As for poor Ray, the Hollywood dream dried up when he hit the open road and was never seen nor heard from ever again. Given the cards dealt to America's forgotten men, this is not so much a mystery, but the reality of what happened to so much of humanity.
The squalor and poverty in On The Bowery is, at times, shocking - not, however, because we're agog at how things were. In a sense, this portrait of disenfranchisement, whilst very specific to the postwar era and a neighbourhood long-transformed and almost gentrified, the sad fact of the matter is that the lives of Ray, Gorman and all the others in this film continue all over the world and in North America specifically, these conditions are escalating to a frightening degree.
Rogosin's camera eye never flinches from the filth, pain and inhumanity perpetrated against these men of the Bowery.
There are women too - alcoholic old whores offering their bodies in the bars to anyone who will buy them drinks. In some cases, they're hoping their johns will have a place to sleep for the night or vice versa.
The men are essentially incarcerated - perhaps not in literal jails or prisons, but by the indigent lifestyle they've been forced into. The scenes in the flophouses are so evocative, one can almost recoil from the stench of filth, sweat and disease.

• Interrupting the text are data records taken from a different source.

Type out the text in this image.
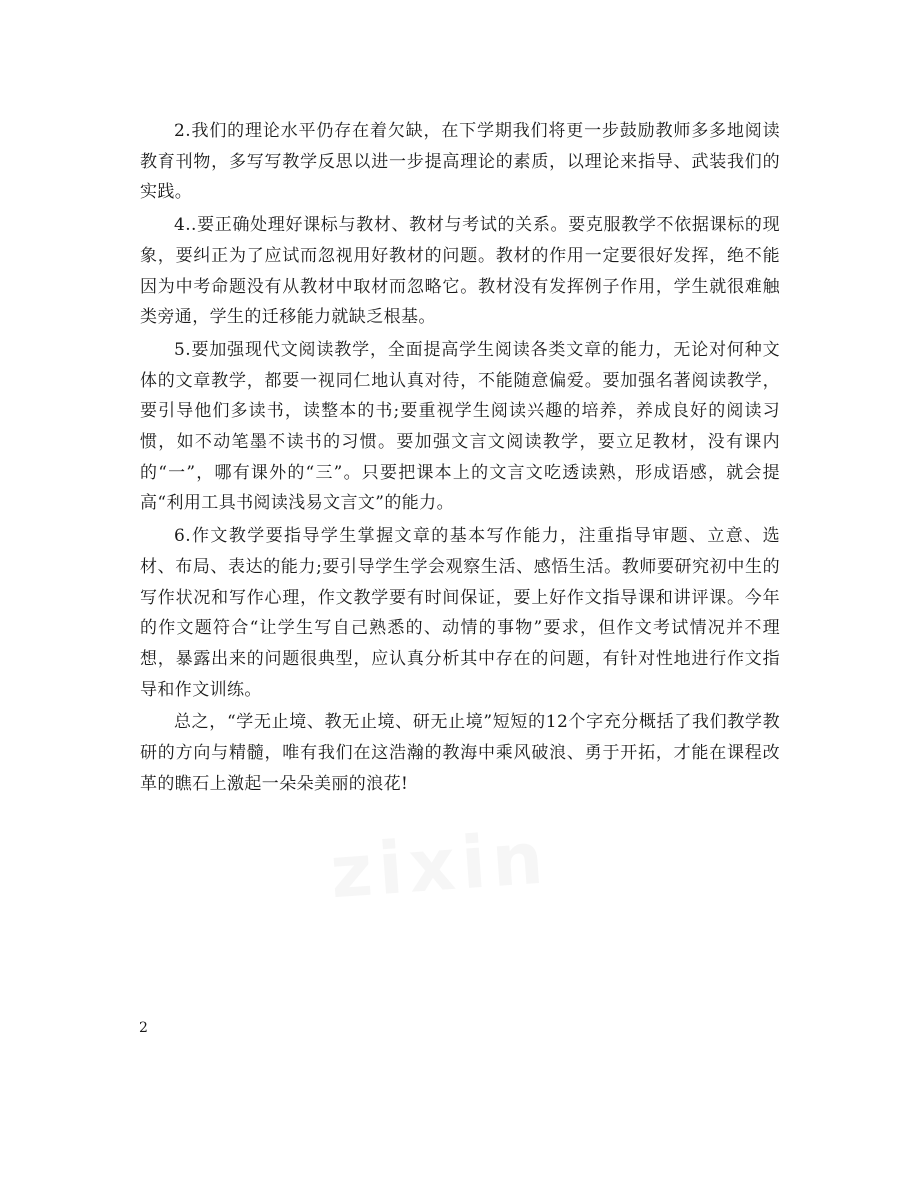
2.我们的理论水平仍存在着欠缺，在下学期我们将更一步鼓励教师多多地阅读教育刊物，多写写教学反思以进一步提高理论的素质，以理论来指导、武装我们的实践。

4..要正确处理好课标与教材、教材与考试的关系。要克服教学不依据课标的现象，要纠正为了应试而忽视用好教材的问题。教材的作用一定要很好发挥，绝不能因为中考命题没有从教材中取材而忽略它。教材没有发挥例子作用，学生就很难触类旁通，学生的迁移能力就缺乏根基。

5.要加强现代文阅读教学，全面提高学生阅读各类文章的能力，无论对何种文体的文章教学，都要一视同仁地认真对待，不能随意偏爱。要加强名著阅读教学，要引导他们多读书，读整本的书;要重视学生阅读兴趣的培养，养成良好的阅读习惯，如不动笔墨不读书的习惯。要加强文言文阅读教学，要立足教材，没有课内的“一”，哪有课外的“三”。只要把课本上的文言文吃透读熟，形成语感，就会提高“利用工具书阅读浅易文言文”的能力。

6.作文教学要指导学生掌握文章的基本写作能力，注重指导审题、立意、选材、布局、表达的能力;要引导学生学会观察生活、感悟生活。教师要研究初中生的写作状况和写作心理，作文教学要有时间保证，要上好作文指导课和讲评课。今年的作文题符合“让学生写自己熟悉的、动情的事物”要求，但作文考试情况并不理想，暴露出来的问题很典型，应认真分析其中存在的问题，有针对性地进行作文指导和作文训练。

总之，“学无止境、教无止境、研无止境”短短的12个字充分概括了我们教学教研的方向与精髓，唯有我们在这浩瀚的教海中乘风破浪、勇于开拓，才能在课程改革的瞧石上激起一朵朵美丽的浪花!

2
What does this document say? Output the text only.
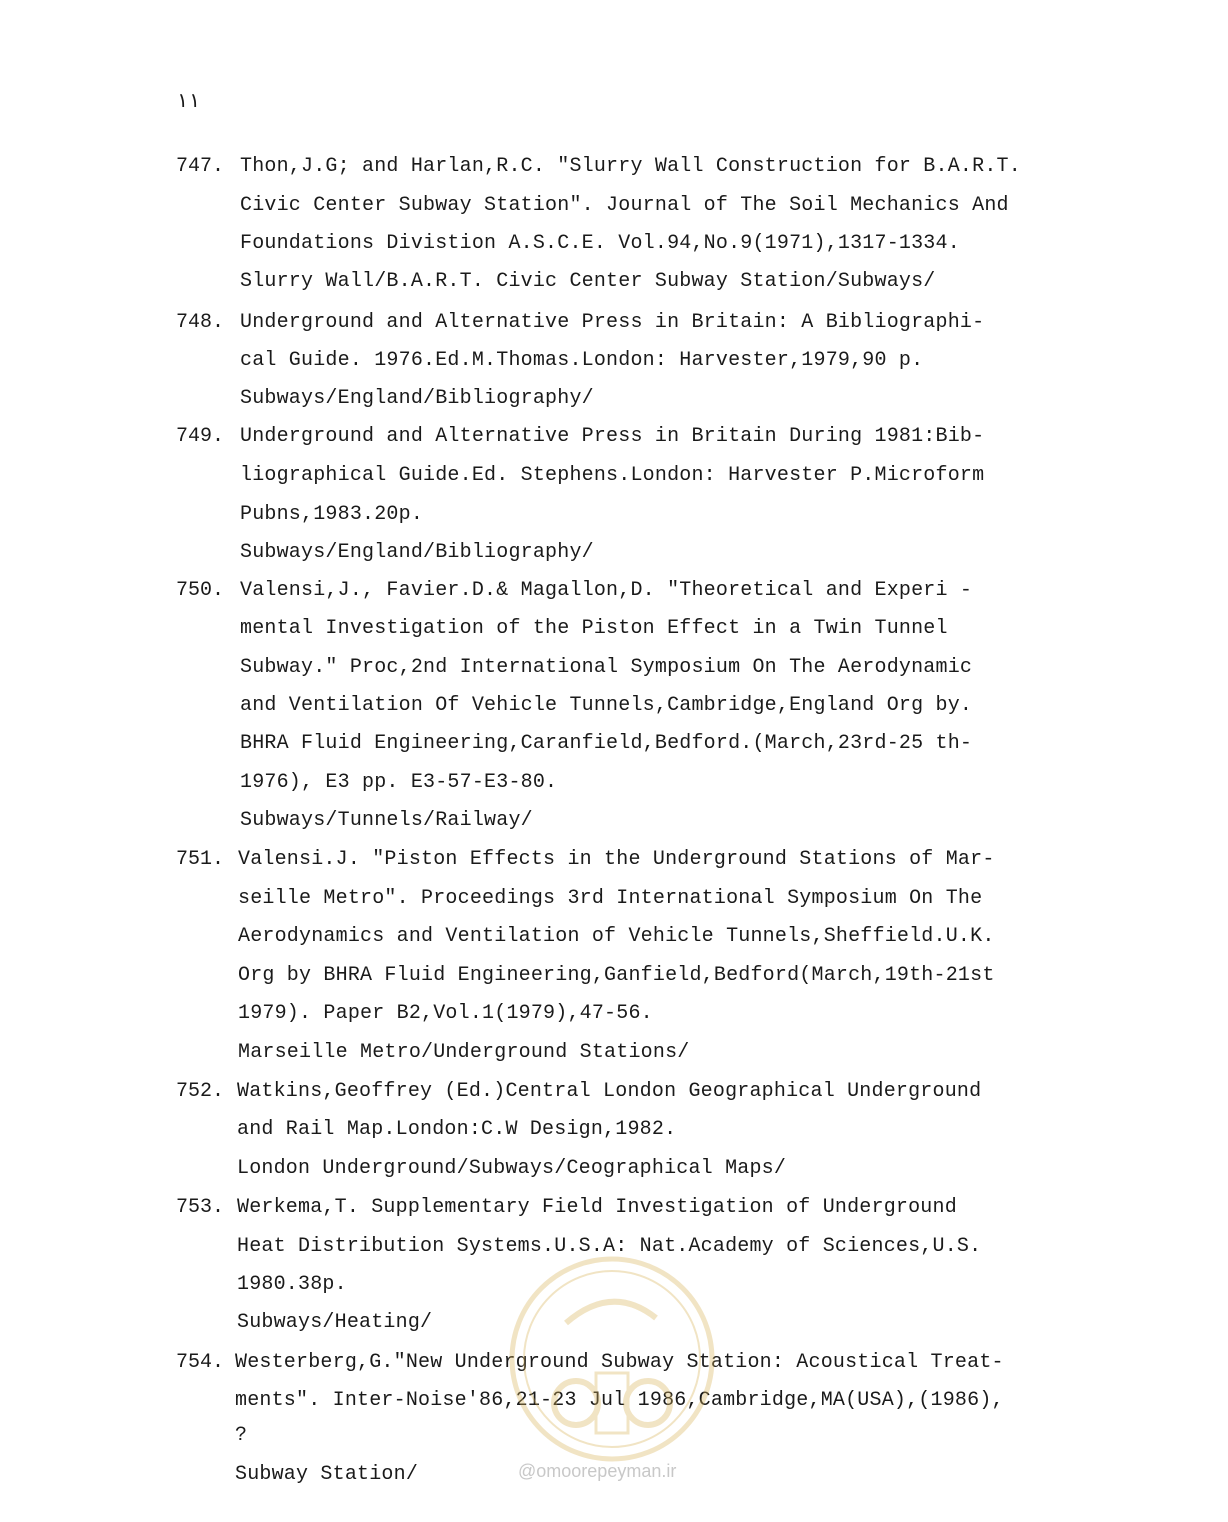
۱۱
747. Thon,J.G; and Harlan,R.C. "Slurry Wall Construction for B.A.R.T.
Civic Center Subway Station". Journal of The Soil Mechanics And
Foundations Divistion A.S.C.E. Vol.94,No.9(1971),1317-1334.
Slurry Wall/B.A.R.T. Civic Center Subway Station/Subways/
748. Underground and Alternative Press in Britain: A Bibliographi-
cal Guide. 1976.Ed.M.Thomas.London: Harvester,1979,90 p.
Subways/England/Bibliography/
749. Underground and Alternative Press in Britain During 1981:Bib-
liographical Guide.Ed. Stephens.London: Harvester P.Microform
Pubns,1983.20p.
Subways/England/Bibliography/
750. Valensi,J., Favier.D.& Magallon,D. "Theoretical and Experi -
mental Investigation of the Piston Effect in a Twin Tunnel
Subway." Proc,2nd International Symposium On The Aerodynamic
and Ventilation Of Vehicle Tunnels,Cambridge,England Org by.
BHRA Fluid Engineering,Caranfield,Bedford.(March,23rd-25 th-
1976), E3 pp. E3-57-E3-80.
Subways/Tunnels/Railway/
751. Valensi.J. "Piston Effects in the Underground Stations of Mar-
seille Metro". Proceedings 3rd International Symposium On The
Aerodynamics and Ventilation of Vehicle Tunnels,Sheffield.U.K.
Org by BHRA Fluid Engineering,Ganfield,Bedford(March,19th-21st
1979). Paper B2,Vol.1(1979),47-56.
Marseille Metro/Underground Stations/
752. Watkins,Geoffrey (Ed.)Central London Geographical Underground
and Rail Map.London:C.W Design,1982.
London Underground/Subways/Ceographical Maps/
753. Werkema,T. Supplementary Field Investigation of Underground
Heat Distribution Systems.U.S.A: Nat.Academy of Sciences,U.S.
1980.38p.
Subways/Heating/
754. Westerberg,G."New Underground Subway Station: Acoustical Treat-
ments". Inter-Noise'86,21-23 Jul 1986,Cambridge,MA(USA),(1986),
?
Subway Station/	@omoorepeyman.ir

The film is replete, however, with so many aspects of humanity. A lot of what's extraordinary in the picture are the unbelievably funny, poignant and even dangerous moments captured in the bars where we follow mildly "improvised" conversations between the men. Rogosin "sets-up" certain "scenarios", but what we see is ultimately the real thing. Ray and Gorman are a great team - not only cinematically, but within the reality that unfolds - one of father-son, veteran-naif and teacher-student.

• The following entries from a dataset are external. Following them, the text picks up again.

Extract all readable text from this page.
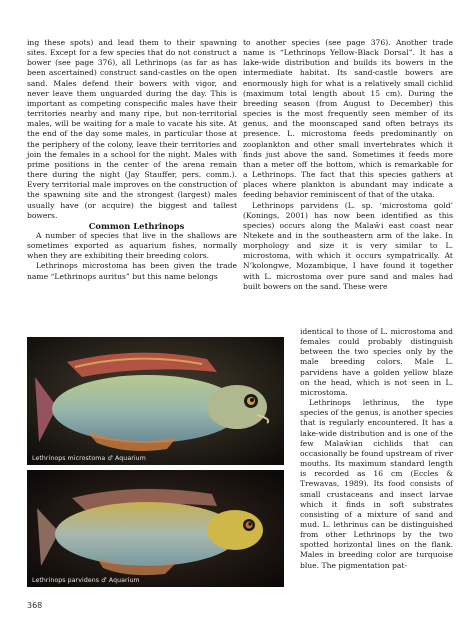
ing these spots) and lead them to their spawning sites. Except for a few species that do not construct a bower (see page 376), all Lethrinops (as far as has been ascertained) construct sand-castles on the open sand. Males defend their bowers with vigor, and never leave them unguarded during the day. This is important as competing conspecific males have their territories nearby and many ripe, but non-territorial males, will be waiting for a male to vacate his site. At the end of the day some males, in particular those at the periphery of the colony, leave their territories and join the females in a school for the night. Males with prime positions in the center of the arena remain there during the night (Jay Stauffer, pers. comm.). Every territorial male improves on the construction of the spawning site and the strongest (largest) males usually have (or acquire) the biggest and tallest bowers.

Common Lethrinops

A number of species that live in the shallows are sometimes exported as aquarium fishes, normally when they are exhibiting their breeding colors.

Lethrinops microstoma has been given the trade name “Lethrinops auritus” but this name belongs

to another species (see page 376). Another trade name is “Lethrinops Yellow-Black Dorsal”. It has a lake-wide distribution and builds its bowers in the intermediate habitat. Its sand-castle bowers are enormously high for what is a relatively small cichlid (maximum total length about 15 cm). During the breeding season (from August to December) this species is the most frequently seen member of its genus, and the moonscaped sand often betrays its presence. L. microstoma feeds predominantly on zooplankton and other small invertebrates which it finds just above the sand. Sometimes it feeds more than a meter off the bottom, which is remarkable for a Lethrinops. The fact that this species gathers at places where plankton is abundant may indicate a feeding behavior reminiscent of that of the utaka.

Lethrinops parvidens (L. sp. ‘microstoma gold’ (Konings, 2001) has now been identified as this species) occurs along the Malaŵi east coast near Ntekete and in the southeastern arm of the lake. In morphology and size it is very similar to L. microstoma, with which it occurs sympatrically. At N’kolongwe, Mozambique, I have found it together with L. microstoma over pure sand and males had built bowers on the sand. These were

identical to those of L. microstoma and females could probably distinguish between the two species only by the male breeding colors. Male L. parvidens have a golden yellow blaze on the head, which is not seen in L. microstoma.

Lethrinops lethrinus, the type species of the genus, is another species that is regularly encountered. It has a lake-wide distribution and is one of the few Malaŵian cichlids that can occasionally be found upstream of river mouths. Its maximum standard length is recorded as 16 cm (Eccles & Trewavas, 1989). Its food consists of small crustaceans and insect larvae which it finds in soft substrates consisting of a mixture of sand and mud. L. lethrinus can be distinguished from other Lethrinops by the two spotted horizontal lines on the flank. Males in breeding color are turquoise blue. The pigmentation pat-

Lethrinops microstoma ♂ Aquarium
Lethrinops parvidens ♂ Aquarium
368
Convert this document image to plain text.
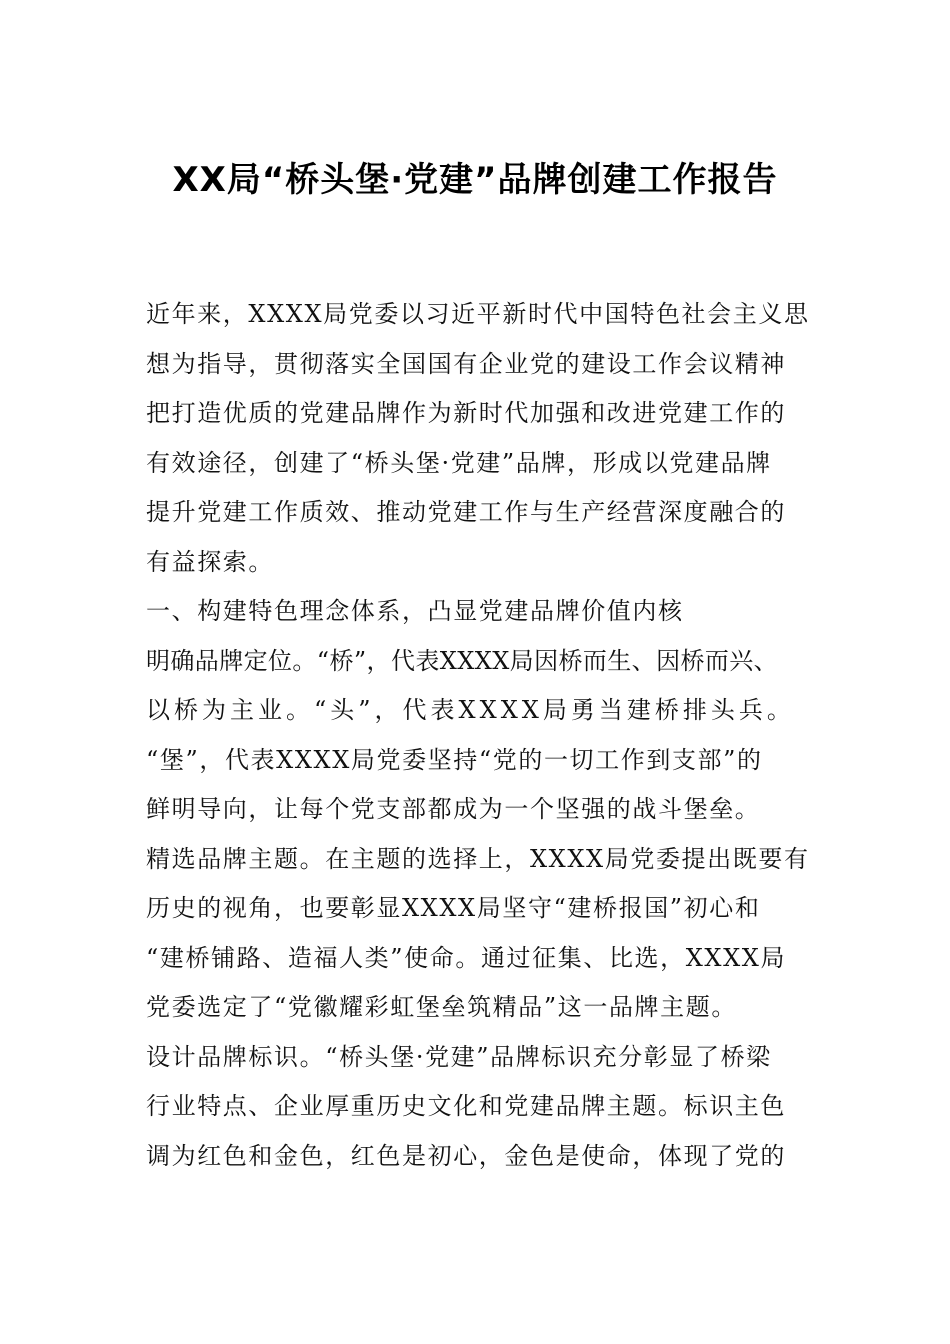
XX局“桥头堡·党建”品牌创建工作报告
近年来，XXXX局党委以习近平新时代中国特色社会主义思
想为指导，贯彻落实全国国有企业党的建设工作会议精神
把打造优质的党建品牌作为新时代加强和改进党建工作的
有效途径，创建了“桥头堡·党建”品牌，形成以党建品牌
提升党建工作质效、推动党建工作与生产经营深度融合的
有益探索。
一、构建特色理念体系，凸显党建品牌价值内核
明确品牌定位。“桥”，代表XXXX局因桥而生、因桥而兴、
以桥为主业。“头”，代表XXXX局勇当建桥排头兵。
“堡”，代表XXXX局党委坚持“党的一切工作到支部”的
鲜明导向，让每个党支部都成为一个坚强的战斗堡垒。
精选品牌主题。在主题的选择上，XXXX局党委提出既要有
历史的视角，也要彰显XXXX局坚守“建桥报国”初心和
“建桥铺路、造福人类”使命。通过征集、比选，XXXX局
党委选定了“党徽耀彩虹堡垒筑精品”这一品牌主题。
设计品牌标识。“桥头堡·党建”品牌标识充分彰显了桥梁
行业特点、企业厚重历史文化和党建品牌主题。标识主色
调为红色和金色，红色是初心，金色是使命，体现了党的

What the film ultimately exposes are the forgotten men - all those who were (and still are) abandoned, by society, family (if any are even left) and (like so many war vets) their country.

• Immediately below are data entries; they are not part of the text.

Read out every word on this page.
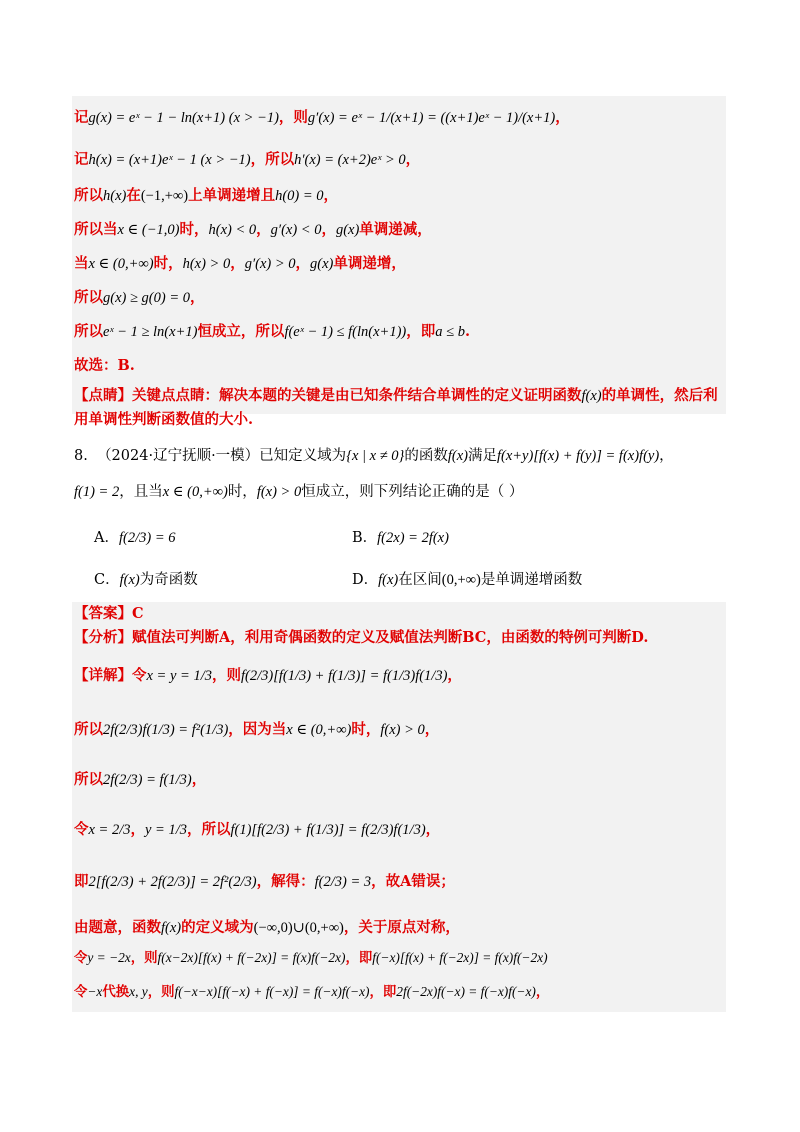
记g(x) = eˣ − 1 − ln(x+1) (x > −1)，则g′(x) = eˣ − 1/(x+1) = ((x+1)eˣ − 1)/(x+1)，
记h(x) = (x+1)eˣ − 1 (x > −1)，所以h′(x) = (x+2)eˣ > 0，
所以h(x)在(−1,+∞)上单调递增且h(0) = 0，
所以当x ∈ (−1,0)时，h(x) < 0，g′(x) < 0，g(x)单调递减，
当x ∈ (0,+∞)时，h(x) > 0，g′(x) > 0，g(x)单调递增，
所以g(x) ≥ g(0) = 0，
所以eˣ − 1 ≥ ln(x+1)恒成立，所以f(eˣ − 1) ≤ f(ln(x+1))，即a ≤ b.
故选：B.
【点睛】关键点点睛：解决本题的关键是由已知条件结合单调性的定义证明函数f(x)的单调性，然后利
用单调性判断函数值的大小.
8. （2024·辽宁抚顺·一模）已知定义域为{x | x ≠ 0}的函数f(x)满足f(x+y)[f(x) + f(y)] = f(x)f(y)，
f(1) = 2，且当x ∈ (0,+∞)时，f(x) > 0恒成立，则下列结论正确的是（ ）
A．f(2/3) = 6	B．f(2x) = 2f(x)
C．f(x)为奇函数	D．f(x)在区间(0,+∞)是单调递增函数
【答案】C
【分析】赋值法可判断A，利用奇偶函数的定义及赋值法判断BC，由函数的特例可判断D.
【详解】令x = y = 1/3，则f(2/3)[f(1/3) + f(1/3)] = f(1/3)f(1/3)，
所以2f(2/3)f(1/3) = f²(1/3)，因为当x ∈ (0,+∞)时，f(x) > 0，
所以2f(2/3) = f(1/3)，
令x = 2/3，y = 1/3，所以f(1)[f(2/3) + f(1/3)] = f(2/3)f(1/3)，
即2[f(2/3) + 2f(2/3)] = 2f²(2/3)，解得：f(2/3) = 3，故A错误；
由题意，函数f(x)的定义域为(−∞,0)∪(0,+∞)，关于原点对称，
令y = −2x，则f(x−2x)[f(x) + f(−2x)] = f(x)f(−2x)，即f(−x)[f(x) + f(−2x)] = f(x)f(−2x)
令−x代换x, y，则f(−x−x)[f(−x) + f(−x)] = f(−x)f(−x)，即2f(−2x)f(−x) = f(−x)f(−x)，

Rogosin's almost benign provocation of these men exposes their very hearts and minds. This, if anything, is what makes this one of the most stunningly moving portraits of humanity ever committed to film. Rogosin gives them a voice and presence they deserve - or at the least, a celluloid epitaph instead of a potter's field.
They're humanized in ways only the camera can achieve. Rogosin's sensitive caring eye helps us get to know these sad, yet extraordinary "ordinary" men who gave up everything for their country.
Holding on to what scraps of existence are left for them, numbing their deep pain with booze and finding a sense of family with each other, Lionel Rogosin - documentary filmmaker extraordinaire - gives them a voice and on film, a place in the world.
The men of the Bowery, lest we forget, are remembered forever.